One concert, many sounds

Music from Haiti and Trinidad, and Afro-Caribbean-Latin-influenced rhythms, get the crowd moving at a downtown jazz festival.

By Elizabeth Gudrais
Published in The Providence Sunday Journal
July 24, 2005
Photo by Ruben Perez

PROVIDENCE - The city was alive last night with the mellifluous sound of a steel drum and haunting vocals in Haitian creole. But the Providence Sound Session music festival was about so much more than music.

"It's a broad community effort that is capturing the entirety of our diverse community, with music being the single thread," Michael Van Leesten said.

Yesterday's performances included musicians from Trinidad, by way of Florida -- steel-drum jazz musician Othello Molineaux -- and Haiti via Providence -- vocalist Emeline Michel. There was also Yerba Buena, an Afro-Caribbean-Latin fusion band from New York, and Ron Carter, a black American bassist who's a big name in jazz. The program drew an ethnic rainbow of an audience.

"The thing about music: it's the one thing that transcends all the politics, transcends race and has the potential to lead us to a better world," Van Leesten, chairman of the Providence Black Repertory Company, which spearheaded the organization of Sound Session, said.

Van Leesten has high hopes for the festival, which is in its second year. "We expect that over the next five years, it will rival the Montreal Jazz Festival and the Newport Jazz Festival," he said.

He was interrupted when Mayor David N. Cicilline came over to shake his hand. Van Leesten told Cicilline that Sound Session needed a bigger venue, because he expected it to outgrow Waterplace Park by next year. "We'll figure it out," Cicilline said.

For now, Providence's festival remains the "baby brother" of Newport's, in the words of Scituate resident Walter Powell.

"We have groups here I've never heard of," he said, "but they're wonderful."

Powell and his wife, Ruth, watched yesterday from their Newport Jazz Festival lawnchairs. The couple has been attending the Newport festival for 20 years.

Charlene Tillman came early, equipped with lawn chairs and M&M's, and planned to stay. With her was a 12-person contingent spanning three generations of her family.

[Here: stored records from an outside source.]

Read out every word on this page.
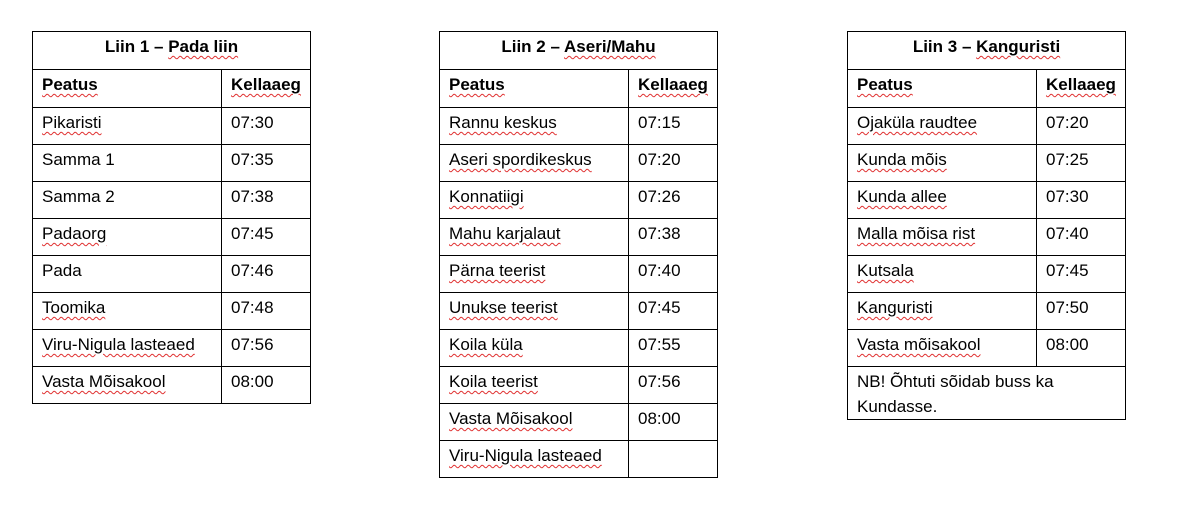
Liin 1 – Pada liin	
Peatus	Kellaaeg
Pikaristi	07:30
Samma 1	07:35
Samma 2	07:38
Padaorg	07:45
Pada	07:46
Toomika	07:48
Viru-Nigula lasteaed	07:56
Vasta Mõisakool	08:00
Liin 2 – Aseri/Mahu	
Peatus	Kellaaeg
Rannu keskus	07:15
Aseri spordikeskus	07:20
Konnatiigi	07:26
Mahu karjalaut	07:38
Pärna teerist	07:40
Unukse teerist	07:45
Koila küla	07:55
Koila teerist	07:56
Vasta Mõisakool	08:00
Viru-Nigula lasteaed	
Liin 3 – Kanguristi	
Peatus	Kellaaeg
Ojaküla raudtee	07:20
Kunda mõis	07:25
Kunda allee	07:30
Malla mõisa rist	07:40
Kutsala	07:45
Kanguristi	07:50
Vasta mõisakool	08:00
NB! Õhtuti sõidab buss ka Kundasse.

Tillman, 47, is a lifelong South Providence resident. In the last few years, she said, "there have been a lot of positive changes" in the city. Like the music festival. Tillman attended three days of the weeklong festival; on Monday, at a spoken-word event, "I had goosebumps," she said. "It was awesome."

From the stage, Van Leesten encouraged the crowd to mix.

"Meet your neighbors!" he bellowed between acts, as the next band set up. "Tell them how wonderful you think they are!"

Eric and Maria Cloutier came from Warren with their three children, Nicole, 8, Benjamin, 6, and Jack, 3.

The family comes to Providence a few times a year for WaterFire and other events, and the ethnically diverse crowd is part of the draw, Maria Cloutier said. It's something the kids don't experience in Warren, she said.

Surrounded by all kinds of people, "they don't think anything of it," she said, adding, "the kids love it, as long as they get to eat."

At Emeline Michel's first dramatic, low wail, the crowd went wild, then fell silent, captivated. She exuded sheer joy as she performed, and there was nary a still set of shoulders in the crowd.

Anne Eugene danced along blissfully, savoring the beats of her homeland. The 28-year-old Mount Pleasant resident spent part of her childhood in Haiti, where her parents were born. "It's not too often we get a celebrity from our home down here in Providence," she said. "It's a great way of gathering. We're actually running into people we haven't seen in a long time.

"We should definitely keep having it every year," she continued breathlessly, starting to dance again. "This is exciting."